Diese Brücke sind für mich Symbole für das, was die meisten im Alltag erleben: etwas, das lange Zeit zuverlässig und fest war, das uns getragen hat, zerbricht. Verbindungen sind unterbrochen und wir fragen, wie es weitergeht. Viele, bis vor einigen Jahren unbekannte Unsicherheiten bestimmen unser Leben. Die Corona- Krise mit ihren vielen Auswirkungen auf unser Leben. In der Ukraine hat ein Krieg begonnen – mit unabsehbaren Folgen für uns alle.

Nehmen Sie sich einen Moment Zeit und schauen Sie sich an, was sich in der letzten Zeit in Ihrem Leben, in unserer Gesellschaft und Kirche verändert hat – ist etwas Tragendes ins Wanken geraten, etwas, auf das Sie bisher fest gebaut haben?

Wenn Sie mögen, können sie einen Schritt weiter gehen:

Spüren Sie, was diese Veränderungen – auch die Veränderungen, die Sie künftig erwarten – bei Ihnen auslösen.

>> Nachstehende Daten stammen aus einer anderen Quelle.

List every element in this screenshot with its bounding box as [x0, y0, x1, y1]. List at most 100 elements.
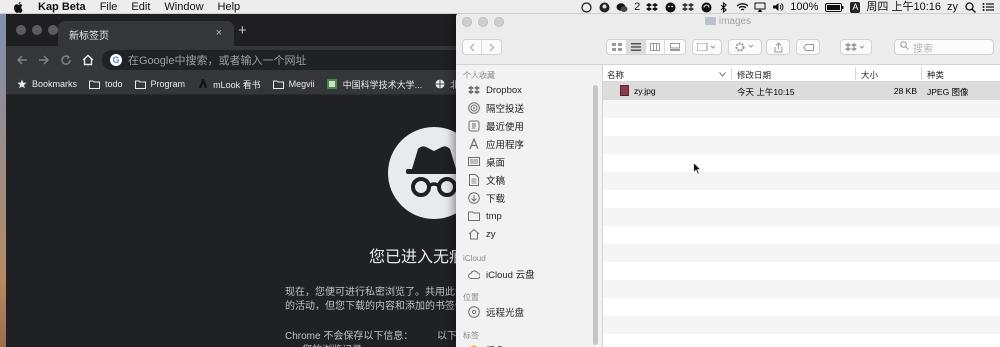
menu-help[interactable]: Help — [218, 0, 241, 14]
menu-window[interactable]: Window — [164, 0, 203, 14]
applications-icon — [468, 138, 480, 150]
tab-close-icon[interactable]: × — [216, 27, 222, 39]
sidebar-item-remote-disc[interactable]: 远程光盘 — [468, 304, 524, 320]
file-row[interactable]: zy.jpg 今天 上午10:15 28 KB JPEG 图像 — [603, 82, 1000, 100]
sync-status-icon[interactable] — [700, 1, 712, 13]
notification-center-icon[interactable] — [982, 1, 994, 13]
circle-status-icon[interactable] — [580, 1, 592, 13]
share-icon[interactable] — [766, 39, 790, 55]
search-spotlight-icon[interactable] — [964, 1, 976, 13]
bluetooth-icon[interactable] — [718, 1, 730, 13]
sort-chevron-icon[interactable] — [719, 69, 726, 79]
mouse-pointer-icon — [693, 162, 702, 175]
home-icon[interactable] — [81, 53, 95, 67]
column-divider[interactable] — [855, 67, 856, 80]
menu-file[interactable]: File — [100, 0, 118, 14]
sidebar-item-orange-tag[interactable]: 橙色 — [468, 342, 505, 347]
minimize-window-button[interactable] — [32, 25, 42, 35]
file-name: zy.jpg — [634, 86, 656, 96]
zoom-window-button[interactable] — [48, 25, 58, 35]
bookmark-label: mLook 看书 — [213, 79, 261, 90]
input-source-badge[interactable]: A — [850, 1, 861, 13]
sidebar-item-home[interactable]: zy — [468, 226, 496, 242]
sidebar-item-airdrop[interactable]: 隔空投送 — [468, 100, 524, 116]
bookmark-megvii[interactable]: Megvii — [272, 79, 315, 89]
list-view-icon[interactable] — [627, 40, 646, 54]
documents-icon — [468, 174, 480, 186]
not-saved-heading: Chrome 不会保存以下信息： — [285, 331, 414, 342]
folder-icon — [468, 210, 480, 222]
bookmark-program[interactable]: Program — [134, 79, 186, 89]
bookmark-label: Megvii — [288, 79, 315, 89]
tab-new-tab[interactable]: 新标签页 × — [58, 21, 234, 47]
address-bar-placeholder: 在Google中搜索，或者输入一个网址 — [128, 55, 307, 67]
empty-row — [603, 244, 1000, 262]
sidebar-item-dropbox[interactable]: Dropbox — [468, 82, 522, 98]
column-divider[interactable] — [921, 67, 922, 80]
file-rows: zy.jpg 今天 上午10:15 28 KB JPEG 图像 — [603, 82, 1000, 334]
sidebar-item-desktop[interactable]: 桌面 — [468, 154, 505, 170]
column-header-size[interactable]: 大小 — [861, 69, 878, 81]
forward-arrow-icon[interactable] — [37, 53, 51, 67]
icon-view-icon[interactable] — [608, 40, 627, 54]
action-gear-icon[interactable] — [728, 39, 762, 55]
battery-icon[interactable] — [824, 1, 844, 13]
google-icon: G — [110, 54, 122, 66]
sidebar-item-applications[interactable]: 应用程序 — [468, 136, 524, 152]
sidebar-item-icloud-drive[interactable]: iCloud 云盘 — [468, 266, 535, 282]
incognito-title: 您已进入无痕 — [369, 249, 466, 266]
apple-menu-icon[interactable] — [12, 1, 26, 13]
tag-icon[interactable] — [796, 39, 820, 55]
bookmark-ustc[interactable]: 中国科学技术大学... — [327, 78, 422, 91]
volume-icon[interactable] — [772, 1, 784, 13]
wifi-icon[interactable] — [736, 1, 749, 13]
column-view-icon[interactable] — [646, 40, 665, 54]
close-window-button[interactable] — [16, 25, 26, 35]
incognito-paragraph-line2: 的活动，但您下载的内容和添加的书签仍 — [285, 301, 465, 312]
bookmark-mlook[interactable]: mLook 看书 — [197, 78, 261, 91]
reload-icon[interactable] — [59, 53, 73, 67]
face-status-icon[interactable] — [664, 1, 676, 13]
bookmark-todo[interactable]: todo — [89, 79, 123, 89]
column-header-kind[interactable]: 种类 — [927, 69, 944, 81]
empty-row — [603, 280, 1000, 298]
gallery-view-icon[interactable] — [665, 40, 684, 54]
sidebar-item-recents[interactable]: 最近使用 — [468, 118, 524, 134]
user-name[interactable]: zy — [947, 0, 958, 14]
bookmark-label: Program — [150, 79, 186, 89]
menu-app-name[interactable]: Kap Beta — [38, 0, 86, 14]
group-by-button[interactable] — [692, 39, 722, 55]
sidebar-scrollbar[interactable] — [593, 85, 598, 345]
dropbox-status-icon[interactable] — [646, 1, 659, 13]
not-saved-list-item: · 您的浏览记录 — [296, 341, 362, 347]
tab-title: 新标签页 — [69, 30, 109, 42]
dropbox-toolbar-icon[interactable] — [840, 39, 872, 55]
address-bar[interactable]: G 在Google中搜索，或者输入一个网址 — [102, 50, 496, 70]
sidebar-item-documents[interactable]: 文稿 — [468, 172, 505, 188]
search-icon — [900, 41, 909, 53]
airdrop-icon — [468, 102, 480, 114]
airplay-icon[interactable] — [754, 1, 766, 13]
forward-chevron-icon[interactable] — [482, 40, 501, 54]
sidebar-item-downloads[interactable]: 下载 — [468, 190, 505, 206]
file-list-header: 名称 修改日期 大小 种类 — [603, 65, 1000, 82]
disc-icon — [468, 306, 480, 318]
menu-edit[interactable]: Edit — [131, 0, 150, 14]
empty-row — [603, 316, 1000, 334]
back-chevron-icon[interactable] — [463, 40, 482, 54]
column-header-name[interactable]: 名称 — [607, 69, 624, 81]
avatar-status-icon[interactable] — [598, 1, 610, 13]
finder-window: images 搜索 个人收藏 Dropbox 隔空投送 最近使用 应用程序 桌面… — [456, 12, 1000, 347]
empty-row — [603, 172, 1000, 190]
search-field[interactable]: 搜索 — [894, 39, 994, 55]
new-tab-button[interactable]: + — [238, 23, 247, 39]
dropbox-alt-icon[interactable] — [682, 1, 695, 13]
column-header-modified[interactable]: 修改日期 — [737, 69, 771, 81]
finder-titlebar: images — [456, 12, 1000, 32]
back-arrow-icon[interactable] — [15, 53, 29, 67]
sidebar-item-tmp[interactable]: tmp — [468, 208, 502, 224]
bookmark-bookmarks[interactable]: Bookmarks — [16, 79, 77, 89]
wechat-icon[interactable] — [616, 1, 628, 13]
column-divider[interactable] — [731, 67, 732, 80]
clock[interactable]: 周四 上午10:16 — [866, 0, 941, 14]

Vielleicht möchten Sie ihre Erkenntnisse festhalten, z.B. in einem Tagebuch. Vielleicht sind Sie eher jemand, der darüber sprechen möchte – mit Freunden oder auch mit einem Seelsorger, einer Seelsorgerin, der/die Ihnen zuhört. In unserer Gemeinde gibt es z.B. das Angebot des Gesprächs- und Beichtzentrums in der St. Bonifatiuskirche.

Vielleicht gehören Sie auch zu denen, die sich bereits mit anderen vernetzt haben und die sich austauschen, wie eine menschenfreundliche, lebenswerte Zukunft aussehen könnte.

Ich werde in dieser Fastenzeit, an deren Anfang ich heute stehe, zwei Brücken bauen. Beide sind klein, doch ich vertraue darauf, mit anderen „Brückenbauern“ immer wieder Kraftquellen zu entdecken.

Meine erste Brücke ist meine persönliche „Klagemauer“. Ich schreibe regelmäßig Namen oder Gruppen von Menschen auf, die unter persönlichen Schicksalsschlägen und unter der jetzigen Situation besonders leiden. An manchen Tagen steht dort auch mein Name.

Jeden Tag zünde ich eine Kerze an für diese Menschen und verweile im Gebet. Damit verbinde ich mich mit diesen konkreten Menschen und mit Gott.

Meine zweite Brücke ist das Vertrauen, dass hinter jedem Tod neues Leben auf uns wartet. Und dass nichts und niemand uns dieses Leben nehmen kann. Die Karwoche und die Osterzeit führen uns in komprimierter Form durch Bedrohung, Angst, Macht und Ohnmacht, Ungerechtigkeit und Leiden. Jesus ist durch Ohnmacht, Angst, körperliche und seelische Schmerzen hindurch gegangen in den Tod.

Das ist – so glauben wir Christen – nicht das Ende. Sterben und Tod sind der Durchgang zu einem Leben im Licht, im Frieden, einem Leben bei Gott.

Bei ihm, bei ihr (der mütterlichen Seite Gottes, die in der Bibel einen festen Platz hat) ist Leid und Tod überwunden. Deshalb gehen wir in der Osternacht vom Dunkel ins Licht. In der morgendlichen Osterfeier in St. Elisabeth können wir es mit allen Sinnen erfahren: während des österlichen Gottesdienstes geht die Sonne auf und ein neuer Tag bricht an. Halleluja.

Mit diesem Artikel laden wir Sie, unsere Leserinnen und Leser, ein, Ihre „Brücken – Erfahrungen“ miteinander zu teilen. Schreiben Sie in ein, zwei Sätzen, wo Menschen Brücken zueinander bauen in dieser herausfordernden Zeit. Vielleicht sind Sie selbst so ein Brückenbauer ... Teilen Sie Ihre Erfahrungen. Viel Freude beim Entdecken alter und neuer Brücken und Verbindungen!